Explanation: Length-2 windows with exactly 2 distinct: "ab", "bc", "cb". Leftmost is "ab". ("aa" has only 1 distinct character.)
Input: ("abac", 3)
Expected Output: "bac"
Explanation: The shortest window containing 3 distinct characters {a,b,c} is "bac" at indices 1..3, length 3.
Input: ("aaaa", 2)
Expected Output: ""
Explanation: s has only 1 distinct character, so no substring has exactly 2 distinct; return empty string.
Input: ("abcde", 1)
Expected Output: "a"
Explanation: Any single character is a length-1 window with exactly 1 distinct; the leftmost is "a".
Input: ("", 1)
Expected Output: ""
Explanation: Empty input string has no substrings; return empty string.
Input: ("aabbcc", 0)
Expected Output: ""
Explanation: n = 0 is not a valid distinct count; return empty string.
Input: ("xyzzyx", 3)
Expected Output: "xyz"
Explanation: The leftmost minimal window with 3 distinct {x,y,z} is the prefix "xyz", length 3.
Input: ("aaab", 5)
Expected Output: ""
Explanation: Only 2 distinct characters exist (a,b), fewer than n=5; no valid window, return empty string.
Hints
- A window has 'exactly n distinct' which is harder than 'at most n'. Maintain a hash map of character counts and a running distinct-count for the current window [left, right].

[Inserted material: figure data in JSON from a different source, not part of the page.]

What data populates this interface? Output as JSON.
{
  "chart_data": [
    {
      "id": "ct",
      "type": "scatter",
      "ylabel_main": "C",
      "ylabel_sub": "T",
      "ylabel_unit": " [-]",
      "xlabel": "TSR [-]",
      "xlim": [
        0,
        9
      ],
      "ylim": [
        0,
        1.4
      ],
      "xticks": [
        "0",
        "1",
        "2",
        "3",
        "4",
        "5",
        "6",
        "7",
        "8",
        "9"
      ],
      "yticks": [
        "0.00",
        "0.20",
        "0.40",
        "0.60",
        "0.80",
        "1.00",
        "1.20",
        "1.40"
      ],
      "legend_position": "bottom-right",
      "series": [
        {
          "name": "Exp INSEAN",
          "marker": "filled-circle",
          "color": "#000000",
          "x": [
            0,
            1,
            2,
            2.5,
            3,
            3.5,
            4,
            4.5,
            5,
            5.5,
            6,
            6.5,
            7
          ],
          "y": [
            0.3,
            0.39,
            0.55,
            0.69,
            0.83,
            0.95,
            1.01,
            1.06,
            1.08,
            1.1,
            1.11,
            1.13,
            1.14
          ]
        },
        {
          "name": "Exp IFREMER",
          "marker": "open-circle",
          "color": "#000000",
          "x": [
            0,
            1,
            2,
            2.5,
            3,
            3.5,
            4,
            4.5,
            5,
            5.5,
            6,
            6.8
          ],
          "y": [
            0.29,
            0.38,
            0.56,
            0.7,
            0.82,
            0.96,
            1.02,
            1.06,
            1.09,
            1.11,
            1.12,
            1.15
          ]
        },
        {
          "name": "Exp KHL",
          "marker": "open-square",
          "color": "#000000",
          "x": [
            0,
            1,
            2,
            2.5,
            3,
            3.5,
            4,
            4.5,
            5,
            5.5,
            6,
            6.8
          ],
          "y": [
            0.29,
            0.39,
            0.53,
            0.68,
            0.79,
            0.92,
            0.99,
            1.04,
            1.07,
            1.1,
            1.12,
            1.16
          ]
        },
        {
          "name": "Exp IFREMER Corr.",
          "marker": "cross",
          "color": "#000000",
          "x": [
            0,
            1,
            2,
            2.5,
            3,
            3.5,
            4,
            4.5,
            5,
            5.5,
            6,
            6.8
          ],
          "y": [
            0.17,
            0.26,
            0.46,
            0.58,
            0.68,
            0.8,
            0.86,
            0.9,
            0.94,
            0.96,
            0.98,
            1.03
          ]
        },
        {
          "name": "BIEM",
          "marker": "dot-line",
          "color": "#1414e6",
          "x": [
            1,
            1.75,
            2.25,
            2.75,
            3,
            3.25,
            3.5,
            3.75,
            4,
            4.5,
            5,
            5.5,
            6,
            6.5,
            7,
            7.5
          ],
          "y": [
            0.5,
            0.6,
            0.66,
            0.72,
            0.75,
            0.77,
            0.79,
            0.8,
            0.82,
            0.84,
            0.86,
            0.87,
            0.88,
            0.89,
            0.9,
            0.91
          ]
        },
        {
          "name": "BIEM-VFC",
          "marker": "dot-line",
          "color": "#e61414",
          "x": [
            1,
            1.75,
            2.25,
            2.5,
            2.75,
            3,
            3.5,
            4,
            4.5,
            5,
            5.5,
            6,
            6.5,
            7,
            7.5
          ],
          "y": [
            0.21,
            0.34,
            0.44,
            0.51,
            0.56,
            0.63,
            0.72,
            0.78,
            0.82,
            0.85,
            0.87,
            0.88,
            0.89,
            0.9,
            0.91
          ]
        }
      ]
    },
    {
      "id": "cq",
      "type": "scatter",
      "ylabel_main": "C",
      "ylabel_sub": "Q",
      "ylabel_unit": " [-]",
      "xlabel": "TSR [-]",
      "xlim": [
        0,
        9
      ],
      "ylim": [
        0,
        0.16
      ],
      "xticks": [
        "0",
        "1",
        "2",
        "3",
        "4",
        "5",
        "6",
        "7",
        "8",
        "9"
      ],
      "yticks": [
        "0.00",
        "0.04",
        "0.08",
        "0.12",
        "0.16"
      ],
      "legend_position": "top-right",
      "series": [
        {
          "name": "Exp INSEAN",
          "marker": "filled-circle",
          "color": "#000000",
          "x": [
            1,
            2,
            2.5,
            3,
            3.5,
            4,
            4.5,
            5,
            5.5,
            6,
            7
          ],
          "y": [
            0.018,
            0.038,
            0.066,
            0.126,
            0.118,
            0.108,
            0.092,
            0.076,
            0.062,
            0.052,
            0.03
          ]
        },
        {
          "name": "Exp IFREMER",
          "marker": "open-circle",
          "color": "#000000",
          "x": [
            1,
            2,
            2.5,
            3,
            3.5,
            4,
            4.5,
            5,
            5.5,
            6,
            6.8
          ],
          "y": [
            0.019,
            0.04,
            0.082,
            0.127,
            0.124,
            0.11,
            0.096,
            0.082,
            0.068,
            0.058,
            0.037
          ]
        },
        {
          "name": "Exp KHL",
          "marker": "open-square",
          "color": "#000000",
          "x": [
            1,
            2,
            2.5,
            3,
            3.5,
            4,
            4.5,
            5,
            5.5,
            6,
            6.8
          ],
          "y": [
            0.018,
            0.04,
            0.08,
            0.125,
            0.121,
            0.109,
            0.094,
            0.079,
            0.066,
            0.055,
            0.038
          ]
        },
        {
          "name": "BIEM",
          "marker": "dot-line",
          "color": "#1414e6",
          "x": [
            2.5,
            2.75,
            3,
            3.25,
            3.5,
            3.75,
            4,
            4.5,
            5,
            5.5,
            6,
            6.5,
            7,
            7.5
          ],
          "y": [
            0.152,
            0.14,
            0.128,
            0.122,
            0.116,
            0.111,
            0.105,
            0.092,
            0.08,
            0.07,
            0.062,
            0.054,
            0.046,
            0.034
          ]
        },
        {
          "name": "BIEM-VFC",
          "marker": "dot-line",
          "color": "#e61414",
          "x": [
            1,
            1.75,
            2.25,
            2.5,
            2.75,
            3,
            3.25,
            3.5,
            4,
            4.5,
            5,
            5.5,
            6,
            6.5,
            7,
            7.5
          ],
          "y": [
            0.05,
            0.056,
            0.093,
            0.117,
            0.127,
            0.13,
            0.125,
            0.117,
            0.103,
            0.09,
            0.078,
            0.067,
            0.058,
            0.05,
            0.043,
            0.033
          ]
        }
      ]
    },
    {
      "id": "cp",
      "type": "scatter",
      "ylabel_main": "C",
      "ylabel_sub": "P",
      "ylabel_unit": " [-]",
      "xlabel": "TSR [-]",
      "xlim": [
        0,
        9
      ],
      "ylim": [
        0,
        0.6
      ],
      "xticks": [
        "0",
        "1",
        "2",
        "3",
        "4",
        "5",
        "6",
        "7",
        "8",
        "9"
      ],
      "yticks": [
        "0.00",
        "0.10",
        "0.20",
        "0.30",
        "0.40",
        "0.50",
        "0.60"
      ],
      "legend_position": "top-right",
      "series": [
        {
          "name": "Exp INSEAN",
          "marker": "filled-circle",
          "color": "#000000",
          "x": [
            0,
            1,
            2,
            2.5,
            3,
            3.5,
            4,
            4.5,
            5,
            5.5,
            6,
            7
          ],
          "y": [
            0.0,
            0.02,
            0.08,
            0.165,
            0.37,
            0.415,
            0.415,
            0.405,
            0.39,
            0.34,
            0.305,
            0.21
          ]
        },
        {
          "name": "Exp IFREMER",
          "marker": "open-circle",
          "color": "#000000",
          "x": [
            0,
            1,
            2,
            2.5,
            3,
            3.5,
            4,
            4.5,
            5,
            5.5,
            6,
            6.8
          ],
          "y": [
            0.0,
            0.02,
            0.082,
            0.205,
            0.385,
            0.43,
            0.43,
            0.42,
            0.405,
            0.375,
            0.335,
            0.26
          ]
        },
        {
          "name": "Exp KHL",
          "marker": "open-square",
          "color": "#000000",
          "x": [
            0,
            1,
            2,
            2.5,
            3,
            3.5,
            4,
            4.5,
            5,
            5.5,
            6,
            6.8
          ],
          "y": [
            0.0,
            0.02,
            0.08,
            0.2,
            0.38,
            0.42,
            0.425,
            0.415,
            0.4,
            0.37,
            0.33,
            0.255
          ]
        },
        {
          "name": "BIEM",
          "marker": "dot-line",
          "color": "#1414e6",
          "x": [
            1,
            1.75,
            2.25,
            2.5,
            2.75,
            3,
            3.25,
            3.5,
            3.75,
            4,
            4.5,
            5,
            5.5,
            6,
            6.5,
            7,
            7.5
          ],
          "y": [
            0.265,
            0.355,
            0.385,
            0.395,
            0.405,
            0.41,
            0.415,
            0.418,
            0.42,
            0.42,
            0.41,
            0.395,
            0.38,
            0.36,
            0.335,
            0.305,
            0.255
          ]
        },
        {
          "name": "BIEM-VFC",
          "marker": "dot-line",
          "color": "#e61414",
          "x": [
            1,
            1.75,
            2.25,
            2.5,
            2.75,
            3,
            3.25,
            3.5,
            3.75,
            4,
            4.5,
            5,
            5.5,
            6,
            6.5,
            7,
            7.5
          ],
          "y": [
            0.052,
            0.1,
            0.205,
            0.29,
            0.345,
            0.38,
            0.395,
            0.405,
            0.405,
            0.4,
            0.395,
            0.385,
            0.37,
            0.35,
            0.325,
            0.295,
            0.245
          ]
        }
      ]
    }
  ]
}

- Grow the window by moving right one step at a time. Whenever distinct exceeds n, shrink from the left. Also shrink while the leftmost character is redundant (count > 1) so the recorded window is as tight as possible.
- Whenever distinct == n, the current window is a candidate; record it if it is strictly shorter than the best seen so far (strict comparison keeps the leftmost on ties). Handle n <= 0, empty s, and 'no valid window' by returning the empty string.